Once, at any rate, he was the guest of the Club, and he occupied the chair, I should say, nearly every year during its existence. I wish I had kept a record of the bons mots which never failed to adorn his speeches. One of them comes to my mind as I write these words; he said that the reason why England and the United States were not better friends arose from their inability to understand each other’s humour.

He and Conan Doyle were the mainstays of our chair at the New Vagabonds. Doyle may have taken it even oftener than he did. He was the chairman we instinctively chose for a great occasion, like that on which we had Lord Roberts for our guest, though he did not actually take the chair that night, for we could rely upon him to say the generous and dignified words which would express the feelings of the Club, as he did in proposing the health of Lord Roberts at the Authors’ Society dinner, when he said that Lord Roberts was the one guest who, short of royalty, must always take the first place in any gathering of his countrymen, the first, not only in rank and distinction, but in the grateful love and veneration of Englishmen.

Doyle was in the chair at the farewell dinner which the Club gave in honour of Burgin and myself at the Connaught Rooms, and said just exactly the right things to make us feel very proud, and to voice the regret of the Club at meeting for the last time. The Club did not exactly die, because it was amalgamated with the O.P. Club.

Carl Hentschel was a very prominent member of both clubs, and when Burgin and I were unable to carry on the Vagabonds any longer, he very kindly came forward, and was willing either to take over the honorary secretaryship of the Vagabonds, or to amalgamate the two clubs. Finally, seeing that Bohemians had more dining clubs than they had the leisure to attend, we decided in favour of amalgamation, and there is some talk now of the Playgoers combining with them both.
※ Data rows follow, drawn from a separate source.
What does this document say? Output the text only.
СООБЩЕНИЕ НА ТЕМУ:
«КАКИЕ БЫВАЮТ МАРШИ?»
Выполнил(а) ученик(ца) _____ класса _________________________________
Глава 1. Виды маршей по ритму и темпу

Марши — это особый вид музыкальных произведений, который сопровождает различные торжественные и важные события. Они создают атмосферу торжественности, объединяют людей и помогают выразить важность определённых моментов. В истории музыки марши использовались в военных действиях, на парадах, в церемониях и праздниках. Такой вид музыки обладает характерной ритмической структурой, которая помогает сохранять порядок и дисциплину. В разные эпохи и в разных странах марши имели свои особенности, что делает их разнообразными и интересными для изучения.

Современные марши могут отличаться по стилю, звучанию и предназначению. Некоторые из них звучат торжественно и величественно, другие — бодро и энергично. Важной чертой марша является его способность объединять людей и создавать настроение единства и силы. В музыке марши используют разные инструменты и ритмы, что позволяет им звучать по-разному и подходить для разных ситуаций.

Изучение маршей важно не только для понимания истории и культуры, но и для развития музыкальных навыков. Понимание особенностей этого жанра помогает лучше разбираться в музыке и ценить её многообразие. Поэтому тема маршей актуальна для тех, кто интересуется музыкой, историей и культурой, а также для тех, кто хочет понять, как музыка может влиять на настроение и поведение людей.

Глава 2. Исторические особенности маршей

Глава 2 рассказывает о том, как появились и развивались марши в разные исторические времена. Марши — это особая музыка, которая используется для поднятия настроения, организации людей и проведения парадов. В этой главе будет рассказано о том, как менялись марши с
George Grossmith was one of our best members. We had him as a guest, and he often gave us an entertainment. One of his most felicitous efforts was when he proposed his own health, and was very sarcastic about himself. But that was a favourite vein of humour with him. Those who were at the great party which he and Weedon gave at the Grafton Galleries will remember the story of the clergyman’s wife who was getting up a bazaar, and suggested that they should ask George Grossmith to give them a performance, because he was such a fool—“You can always get him to do things for nothing,” she explained, and added, “The best of him is that he can be humorous without being funny.”

She was right about his being generous; that was always characteristic of George Grossmith.

Bill Nye distinguished himself in an equally original manner when he was the guest of the evening. It was Independence Day, and he had enjoyed such a reception from the American colony that he was sleepy, to say the least of it, before he reached the New Vagabonds. Not one word could the chairman get out of him during the dinner, but no sooner had the chairman said, “Gentlemen, you may smoke,” than Nye got up and returned thanks for all the handsome things which had been said about him. He spoke at great length, and with the greatest fluency, and it was only with considerable difficulty that he could be stopped. He is the only man I ever remember to have come to one of the dinners so tired, though I have seen others unbend as the evening grew old; and it was entirely due to the accident of his arriving in London on Independence Day. And, as poor Phil May said, of course, your tongue does sometimes run away with you, when you are on your legs.

Arthur Diósy (the son of that Martin Diósy who was secretary of the Hungarian Revolution), who was chairman of the Japan Society for years, had talked so learnedly about Japan, and had mouthed the Japanese names so lovingly, that every one imagined that he had been in Japan for at least half his lifetime. Most people went further, and, not knowing that the Hungarians were Mongols who conquered parts of Europe a thousand years ago, imagined, from the Mongolian type in his features, of which, as a Hungarian, he was so proud, that he was a Japanese. Even the name did pretty well if you spelt it wrong. When he did go to Japan for the first time, and received an enormous welcome from the Japanese authorities as the founder of the Japan Society, and the practical originator of the Anglo-Japanese Alliance, we, his fellow-members of the Vagabond Club, gave him a dinner in honour of the event.

I am an original member of the Japan Society, and had the honour of giving them their opening address in the season of 1912.

We had a very interesting guest in Sir George Scott Robertson, the doctor who was knighted for his successful defence of Chitral when the combatant officers were all hors de combat. Robertson not only wrote his name on the golden roll of the besieged who have endured to the end and who have prevailed, but he gave us one of the best speeches we had ever heard at the Club. He told us marvels of his other claim on his country—his exploration of Kafiristan, a country which had kept its population pure from other strains, and had preserved unique monuments until, in our own generation, the Afghans began to absorb it, and he proved himself a great orator, with a well of biblical English flowing into his impromptu speech.